Disclaimer - I own nothing you recognise.
AN - Written for Ami's Title challenge and Rayne's Rock Paper Scissors challenge.
Lasts A Lifetime
You watched as the Gryffindors bonded boisterously in the Great Hall, pronouncing themselves the best of friends already, though they'd only met a few weeks before. You were jealous, though of course you hid it well. You wanted to make friends with people that easily, but that's not the way it happened in your house. You knew that before you'd stepped foot in Hogwarts. It was just the way things were.
The Hufflepuffs walked around in groups, chatting happily amongst themselves, always happy, always smiling. You wished you could show your feelings as easy as they did, but in your house, it just wasn't allowed. Blank faced, emotionless, that was the fa ade you had to wear in public. The slightest slip would have been your biggest failure. You were jealous of the happy faced Hufflepuffs, but you hid it behind a sneer. The way you knew you were supposed to. It was just the way things were.
Books and intellect and smarts. You had the most in common with the Ravenclaws, you knew, even though you weren't sorted into their house. You thought you could have found some common ground with them if you'd had half a chance. If you'd tried. But you couldn't. They wouldn't have been seen with you anyway. It was just the way things were.
You wondered, as the years passed by, if you would have been happier in any of those houses. In your younger years, the answer would have been a definitive yes. You would have had friends, and been happy, and been able to argue theory in the library. You could have enjoyed meal times with a smile on your face, instead of the blank, emotionless mask you were forced to wear instead.
Now that you are older, you know better. You may not have been loud about your friendships like the Gryffindors. You may not have been smiley and happy all the time. You may not have spent time in the library just because it was a place you liked. What you did have was something altogether more fulfilling.
As a Slytherin, you didn't make friends. You became a part of a family. The bonds you forged in your seven years at Hogwarts are stronger than any chains, stronger than water, in some cases, even stronger than blood.

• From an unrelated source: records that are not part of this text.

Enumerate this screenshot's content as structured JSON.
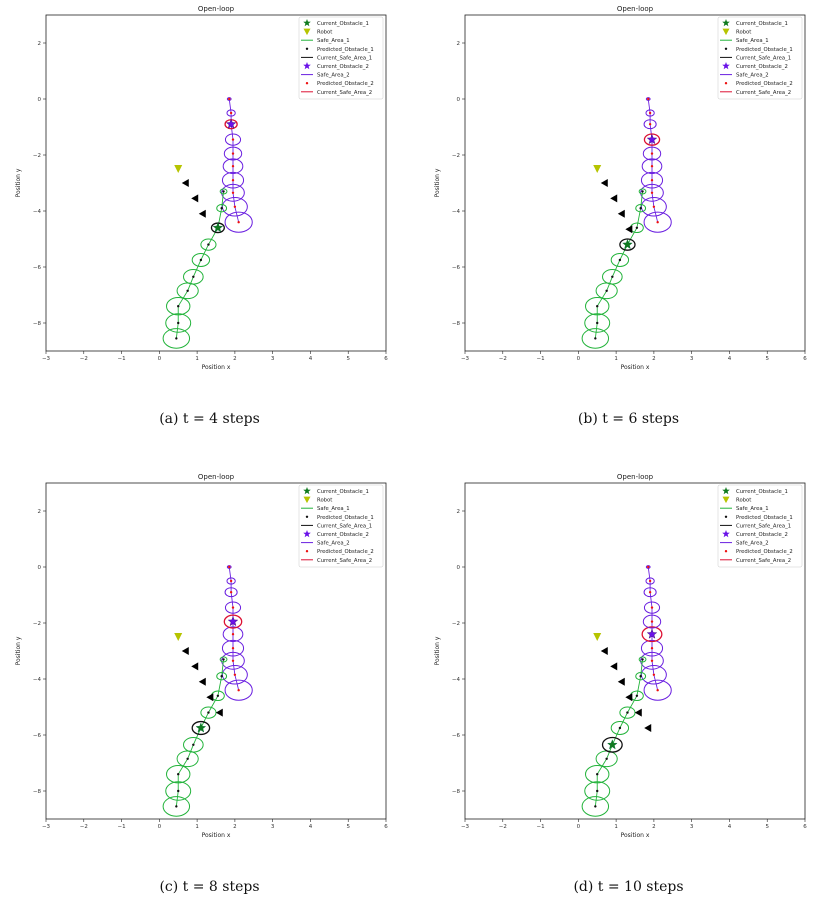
{
  "figure": {
    "panels": [
      {
        "caption": "(a) t = 4 steps"
      },
      {
        "caption": "(b) t = 6 steps"
      },
      {
        "caption": "(c) t = 8 steps"
      },
      {
        "caption": "(d) t = 10 steps"
      }
    ]
  },
  "colors": {
    "obstacle1": "#1a8a1a",
    "obstacle1_star": "#0f7a1e",
    "safe_area_1": "#22b33a",
    "robot": "#b6c400",
    "predicted1": "#111111",
    "current_safe_1": "#111111",
    "obstacle2_star": "#6a12e8",
    "safe_area_2": "#6a1fe0",
    "predicted2": "#ee1111",
    "current_safe_2": "#dd1133",
    "robot_marker": "#000000"
  },
  "chart_data": [
    {
      "type": "scatter",
      "title": "Open-loop",
      "xlabel": "Position x",
      "ylabel": "Position y",
      "xlim": [
        -3,
        6
      ],
      "ylim": [
        -9,
        3
      ],
      "xticks": [
        -3,
        -2,
        -1,
        0,
        1,
        2,
        3,
        4,
        5,
        6
      ],
      "yticks": [
        2,
        0,
        -2,
        -4,
        -6,
        -8
      ],
      "legend_position": "top-right",
      "legend": [
        "Current_Obstacle_1",
        "Robot",
        "Safe_Area_1",
        "Predicted_Obstacle_1",
        "Current_Safe_Area_1",
        "Current_Obstacle_2",
        "Safe_Area_2",
        "Predicted_Obstacle_2",
        "Current_Safe_Area_2"
      ],
      "robot_start": {
        "x": 0.5,
        "y": -2.5
      },
      "robot_path": [
        {
          "x": 0.7,
          "y": -3.0
        },
        {
          "x": 0.95,
          "y": -3.55
        },
        {
          "x": 1.15,
          "y": -4.1
        }
      ],
      "obstacle1_predicted": [
        [
          0.45,
          -8.55
        ],
        [
          0.5,
          -8.0
        ],
        [
          0.5,
          -7.4
        ],
        [
          0.75,
          -6.85
        ],
        [
          0.9,
          -6.35
        ],
        [
          1.1,
          -5.75
        ],
        [
          1.3,
          -5.2
        ],
        [
          1.55,
          -4.6
        ],
        [
          1.65,
          -3.9
        ],
        [
          1.7,
          -3.3
        ]
      ],
      "obstacle1_radii": [
        0.35,
        0.33,
        0.31,
        0.28,
        0.26,
        0.23,
        0.2,
        0.17,
        0.13,
        0.09
      ],
      "obstacle1_current": {
        "x": 1.55,
        "y": -4.6
      },
      "obstacle2_predicted": [
        [
          2.1,
          -4.4
        ],
        [
          2.0,
          -3.85
        ],
        [
          1.95,
          -3.35
        ],
        [
          1.95,
          -2.9
        ],
        [
          1.95,
          -2.4
        ],
        [
          1.95,
          -1.95
        ],
        [
          1.95,
          -1.45
        ],
        [
          1.9,
          -0.9
        ],
        [
          1.9,
          -0.5
        ],
        [
          1.85,
          0.0
        ]
      ],
      "obstacle2_radii": [
        0.36,
        0.33,
        0.3,
        0.28,
        0.26,
        0.23,
        0.2,
        0.16,
        0.11,
        0.05
      ],
      "obstacle2_current": {
        "x": 1.9,
        "y": -0.9
      }
    },
    {
      "type": "scatter",
      "title": "Open-loop",
      "xlabel": "Position x",
      "ylabel": "Position y",
      "xlim": [
        -3,
        6
      ],
      "ylim": [
        -9,
        3
      ],
      "xticks": [
        -3,
        -2,
        -1,
        0,
        1,
        2,
        3,
        4,
        5,
        6
      ],
      "yticks": [
        2,
        0,
        -2,
        -4,
        -6,
        -8
      ],
      "legend_position": "top-right",
      "legend": [
        "Current_Obstacle_1",
        "Robot",
        "Safe_Area_1",
        "Predicted_Obstacle_1",
        "Current_Safe_Area_1",
        "Current_Obstacle_2",
        "Safe_Area_2",
        "Predicted_Obstacle_2",
        "Current_Safe_Area_2"
      ],
      "robot_start": {
        "x": 0.5,
        "y": -2.5
      },
      "robot_path": [
        {
          "x": 0.7,
          "y": -3.0
        },
        {
          "x": 0.95,
          "y": -3.55
        },
        {
          "x": 1.15,
          "y": -4.1
        },
        {
          "x": 1.35,
          "y": -4.65
        }
      ],
      "obstacle1_predicted": [
        [
          0.45,
          -8.55
        ],
        [
          0.5,
          -8.0
        ],
        [
          0.5,
          -7.4
        ],
        [
          0.75,
          -6.85
        ],
        [
          0.9,
          -6.35
        ],
        [
          1.1,
          -5.75
        ],
        [
          1.3,
          -5.2
        ],
        [
          1.55,
          -4.6
        ],
        [
          1.65,
          -3.9
        ],
        [
          1.7,
          -3.3
        ]
      ],
      "obstacle1_radii": [
        0.35,
        0.33,
        0.31,
        0.28,
        0.26,
        0.23,
        0.2,
        0.17,
        0.13,
        0.09
      ],
      "obstacle1_current": {
        "x": 1.3,
        "y": -5.2
      },
      "obstacle2_predicted": [
        [
          2.1,
          -4.4
        ],
        [
          2.0,
          -3.85
        ],
        [
          1.95,
          -3.35
        ],
        [
          1.95,
          -2.9
        ],
        [
          1.95,
          -2.4
        ],
        [
          1.95,
          -1.95
        ],
        [
          1.95,
          -1.45
        ],
        [
          1.9,
          -0.9
        ],
        [
          1.9,
          -0.5
        ],
        [
          1.85,
          0.0
        ]
      ],
      "obstacle2_radii": [
        0.36,
        0.33,
        0.3,
        0.28,
        0.26,
        0.23,
        0.2,
        0.16,
        0.11,
        0.05
      ],
      "obstacle2_current": {
        "x": 1.95,
        "y": -1.45
      }
    },
    {
      "type": "scatter",
      "title": "Open-loop",
      "xlabel": "Position x",
      "ylabel": "Position y",
      "xlim": [
        -3,
        6
      ],
      "ylim": [
        -9,
        3
      ],
      "xticks": [
        -3,
        -2,
        -1,
        0,
        1,
        2,
        3,
        4,
        5,
        6
      ],
      "yticks": [
        2,
        0,
        -2,
        -4,
        -6,
        -8
      ],
      "legend_position": "top-right",
      "legend": [
        "Current_Obstacle_1",
        "Robot",
        "Safe_Area_1",
        "Predicted_Obstacle_1",
        "Current_Safe_Area_1",
        "Current_Obstacle_2",
        "Safe_Area_2",
        "Predicted_Obstacle_2",
        "Current_Safe_Area_2"
      ],
      "robot_start": {
        "x": 0.5,
        "y": -2.5
      },
      "robot_path": [
        {
          "x": 0.7,
          "y": -3.0
        },
        {
          "x": 0.95,
          "y": -3.55
        },
        {
          "x": 1.15,
          "y": -4.1
        },
        {
          "x": 1.35,
          "y": -4.65
        },
        {
          "x": 1.6,
          "y": -5.2
        }
      ],
      "obstacle1_predicted": [
        [
          0.45,
          -8.55
        ],
        [
          0.5,
          -8.0
        ],
        [
          0.5,
          -7.4
        ],
        [
          0.75,
          -6.85
        ],
        [
          0.9,
          -6.35
        ],
        [
          1.1,
          -5.75
        ],
        [
          1.3,
          -5.2
        ],
        [
          1.55,
          -4.6
        ],
        [
          1.65,
          -3.9
        ],
        [
          1.7,
          -3.3
        ]
      ],
      "obstacle1_radii": [
        0.35,
        0.33,
        0.31,
        0.28,
        0.26,
        0.23,
        0.2,
        0.17,
        0.13,
        0.09
      ],
      "obstacle1_current": {
        "x": 1.1,
        "y": -5.75
      },
      "obstacle2_predicted": [
        [
          2.1,
          -4.4
        ],
        [
          2.0,
          -3.85
        ],
        [
          1.95,
          -3.35
        ],
        [
          1.95,
          -2.9
        ],
        [
          1.95,
          -2.4
        ],
        [
          1.95,
          -1.95
        ],
        [
          1.95,
          -1.45
        ],
        [
          1.9,
          -0.9
        ],
        [
          1.9,
          -0.5
        ],
        [
          1.85,
          0.0
        ]
      ],
      "obstacle2_radii": [
        0.36,
        0.33,
        0.3,
        0.28,
        0.26,
        0.23,
        0.2,
        0.16,
        0.11,
        0.05
      ],
      "obstacle2_current": {
        "x": 1.95,
        "y": -1.95
      }
    },
    {
      "type": "scatter",
      "title": "Open-loop",
      "xlabel": "Position x",
      "ylabel": "Position y",
      "xlim": [
        -3,
        6
      ],
      "ylim": [
        -9,
        3
      ],
      "xticks": [
        -3,
        -2,
        -1,
        0,
        1,
        2,
        3,
        4,
        5,
        6
      ],
      "yticks": [
        2,
        0,
        -2,
        -4,
        -6,
        -8
      ],
      "legend_position": "top-right",
      "legend": [
        "Current_Obstacle_1",
        "Robot",
        "Safe_Area_1",
        "Predicted_Obstacle_1",
        "Current_Safe_Area_1",
        "Current_Obstacle_2",
        "Safe_Area_2",
        "Predicted_Obstacle_2",
        "Current_Safe_Area_2"
      ],
      "robot_start": {
        "x": 0.5,
        "y": -2.5
      },
      "robot_path": [
        {
          "x": 0.7,
          "y": -3.0
        },
        {
          "x": 0.95,
          "y": -3.55
        },
        {
          "x": 1.15,
          "y": -4.1
        },
        {
          "x": 1.35,
          "y": -4.65
        },
        {
          "x": 1.6,
          "y": -5.2
        },
        {
          "x": 1.85,
          "y": -5.75
        }
      ],
      "obstacle1_predicted": [
        [
          0.45,
          -8.55
        ],
        [
          0.5,
          -8.0
        ],
        [
          0.5,
          -7.4
        ],
        [
          0.75,
          -6.85
        ],
        [
          0.9,
          -6.35
        ],
        [
          1.1,
          -5.75
        ],
        [
          1.3,
          -5.2
        ],
        [
          1.55,
          -4.6
        ],
        [
          1.65,
          -3.9
        ],
        [
          1.7,
          -3.3
        ]
      ],
      "obstacle1_radii": [
        0.35,
        0.33,
        0.31,
        0.28,
        0.26,
        0.23,
        0.2,
        0.17,
        0.13,
        0.09
      ],
      "obstacle1_current": {
        "x": 0.9,
        "y": -6.35
      },
      "obstacle2_predicted": [
        [
          2.1,
          -4.4
        ],
        [
          2.0,
          -3.85
        ],
        [
          1.95,
          -3.35
        ],
        [
          1.95,
          -2.9
        ],
        [
          1.95,
          -2.4
        ],
        [
          1.95,
          -1.95
        ],
        [
          1.95,
          -1.45
        ],
        [
          1.9,
          -0.9
        ],
        [
          1.9,
          -0.5
        ],
        [
          1.85,
          0.0
        ]
      ],
      "obstacle2_radii": [
        0.36,
        0.33,
        0.3,
        0.28,
        0.26,
        0.23,
        0.2,
        0.16,
        0.11,
        0.05
      ],
      "obstacle2_current": {
        "x": 1.95,
        "y": -2.4
      }
    }
  ]
}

You hear, as years pass by, about the endings of childhood friendships, about the endings of relationships that were predicted to last forever, and you know you have it better. The coldness you felt in school melts away when you realise that the bonds you created in Slytherin House are still inside you. You are still linked, closer then mere friendship, to those people you lived with in the dorm rooms, the people you shared meals with in the Great Hall.
You know, as you see your daughter onto the Hogwarts Express, that when she feels lonely in Slytherin House, you can tell her that things will get better and she'll be happy to be a Slytherin.
In Slytherin House, friendship lasts a lifetime.